I penned a piece on Lou's list about an old comrade, Jim Henderson, who had just passed away. The tales he told of the "Red North" of Queensland and the number of branches he built and the struggles that he took part in were truly amazing to listen to.
I tell my students that the practice of burning the sugar cane came out of a great safety struggle lead by the CPA. The fires got rid of the disease carrying vermin. This astonishes them. Just another part of our history that will never be written short of a revolution.
The popular image of the communist will still be that of the Seinfeld Episode or the Simpsons Episode the geek or the social leper.

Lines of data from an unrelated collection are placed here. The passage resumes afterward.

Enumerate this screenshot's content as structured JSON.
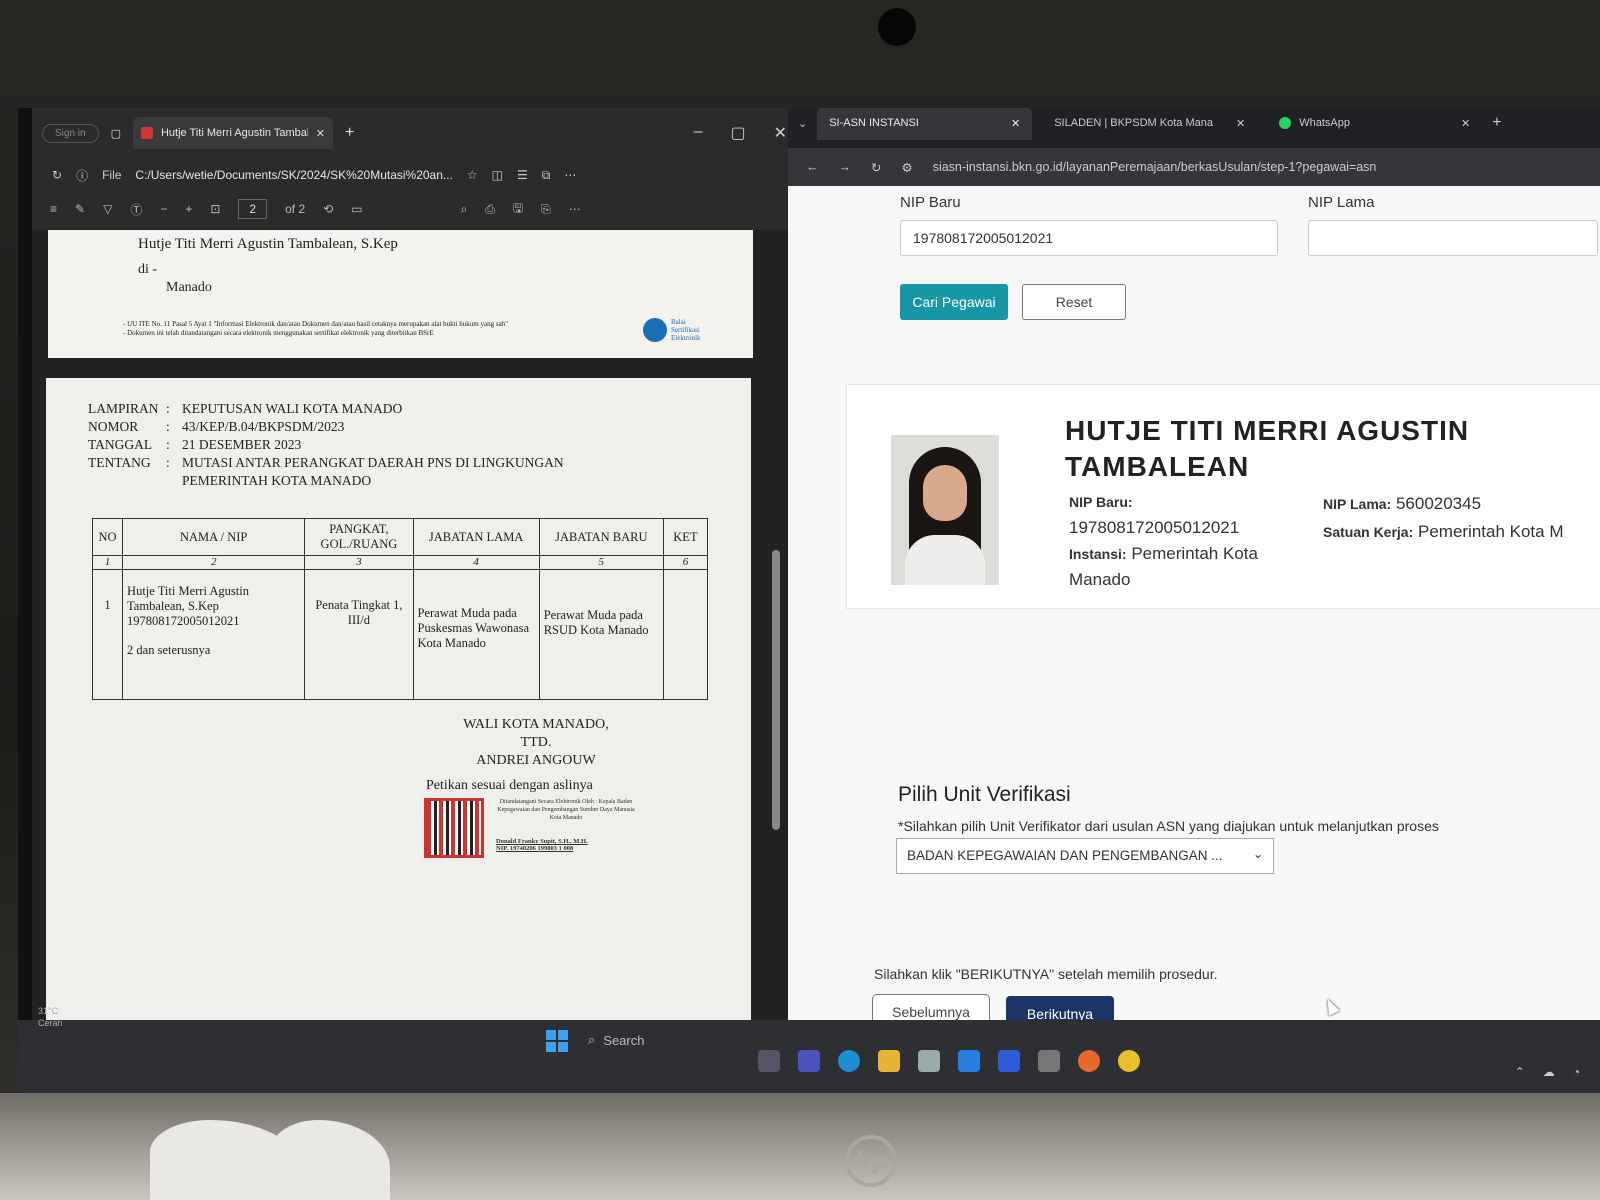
{
  "pdf": {
    "signin": "Sign in",
    "tab_title": "Hutje Titi Merri Agustin Tambalean",
    "file_label": "File",
    "url": "C:/Users/wetie/Documents/SK/2024/SK%20Mutasi%20an...",
    "page_current": "2",
    "page_total": "of 2",
    "page1": {
      "recipient": "Hutje Titi Merri Agustin Tambalean, S.Kep",
      "di": "di -",
      "city": "Manado",
      "legal_1": "- UU ITE No. 11 Pasal 5 Ayat 1 \"Informasi Elektronik dan/atau Dokumen dan/atau hasil cetaknya merupakan alat bukti hukum yang sah\"",
      "legal_2": "- Dokumen ini telah ditandatangani secara elektronik menggunakan sertifikat elektronik yang diterbitkan BSrE",
      "bsre": "Balai Sertifikasi Elektronik"
    },
    "page2": {
      "lampiran_k": "LAMPIRAN",
      "lampiran_v": "KEPUTUSAN WALI KOTA MANADO",
      "nomor_k": "NOMOR",
      "nomor_v": "43/KEP/B.04/BKPSDM/2023",
      "tanggal_k": "TANGGAL",
      "tanggal_v": "21 DESEMBER 2023",
      "tentang_k": "TENTANG",
      "tentang_v": "MUTASI ANTAR PERANGKAT DAERAH PNS DI LINGKUNGAN",
      "tentang_v2": "PEMERINTAH KOTA MANADO",
      "colon": ":",
      "headers": [
        "NO",
        "NAMA / NIP",
        "PANGKAT, GOL./RUANG",
        "JABATAN LAMA",
        "JABATAN BARU",
        "KET"
      ],
      "index": [
        "1",
        "2",
        "3",
        "4",
        "5",
        "6"
      ],
      "row": {
        "no": "1",
        "nama": "Hutje Titi Merri Agustin Tambalean, S.Kep",
        "nip": "197808172005012021",
        "extra": "2 dan seterusnya",
        "pangkat": "Penata Tingkat 1, III/d",
        "jabatan_lama": "Perawat Muda pada Puskesmas Wawonasa Kota Manado",
        "jabatan_baru": "Perawat Muda pada RSUD Kota Manado",
        "ket": ""
      },
      "sig_1": "WALI KOTA MANADO,",
      "sig_2": "TTD.",
      "sig_3": "ANDREI ANGOUW",
      "petikan": "Petikan sesuai dengan aslinya",
      "stamp": "Ditandatangani Secara Elektronik Oleh : Kepala Badan Kepegawaian dan Pengembangan Sumber Daya Manusia Kota Manado",
      "stamp_name": "Donald Franky Supit, S.H., M.H.",
      "stamp_nip": "NIP. 19740206 199803 1 008"
    }
  },
  "browser": {
    "tabs": [
      {
        "label": "SI-ASN INSTANSI"
      },
      {
        "label": "SILADEN | BKPSDM Kota Mana"
      },
      {
        "label": "WhatsApp"
      }
    ],
    "url": "siasn-instansi.bkn.go.id/layananPeremajaan/berkasUsulan/step-1?pegawai=asn",
    "nip_baru_label": "NIP Baru",
    "nip_baru_value": "197808172005012021",
    "nip_lama_label": "NIP Lama",
    "nip_lama_value": "",
    "cari_label": "Cari Pegawai",
    "reset_label": "Reset",
    "profile": {
      "name": "HUTJE TITI MERRI AGUSTIN TAMBALEAN",
      "nip_baru_label": "NIP Baru:",
      "nip_baru": "197808172005012021",
      "instansi_label": "Instansi:",
      "instansi": "Pemerintah Kota Manado",
      "nip_lama_label": "NIP Lama:",
      "nip_lama": "560020345",
      "satuan_label": "Satuan Kerja:",
      "satuan": "Pemerintah Kota M"
    },
    "section_title": "Pilih Unit Verifikasi",
    "hint": "*Silahkan pilih Unit Verifikator dari usulan ASN yang diajukan untuk melanjutkan proses",
    "select_value": "BADAN KEPEGAWAIAN DAN PENGEMBANGAN ...",
    "footer_hint": "Silahkan klik \"BERIKUTNYA\" setelah memilih prosedur.",
    "prev_label": "Sebelumnya",
    "next_label": "Berikutnya"
  },
  "taskbar": {
    "weather_temp": "31°C",
    "weather_desc": "Cerah",
    "search": "Search"
  },
  "colors": {
    "primary_button": "#1797a6",
    "next_button": "#1c3568"
  }
}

At best the liberal media patronizes the old communists. We will never see the Communists presented as they were - the most socially aware and committed people of their generation.
I also wanted to comment on what appears to be an attempt to revive anti-communism as a discourse. Here in Australia there have been an astonishing number of school kids defying authority to go to anti-Racism rallies. Resistance- the youth Wing of the DSP (Green Left Weekly) has played a brilliant role here. As a result the words "brain-washed" and "manipulated" have reappeared in the mainstream media. We have also been told again how the Marxists killed 100 million people.
Whether anti-Communism can be so easily revived is open to question, I think. But it does seem to me that to the extent we can address the problems created by capitalism we will see red-baiting reemerge in a big way.
In other words we can never rehabilitate the word "communist" - it will always represent the threat of absolute negation. The liberal pseudo-rehabilitation as in Seinfeld or The Simpsons is wholly dependent on our continuing political irrelevance.
But given the scale of the crisis we are entering - that cannot be guaranteed. Even our generation will get some things right.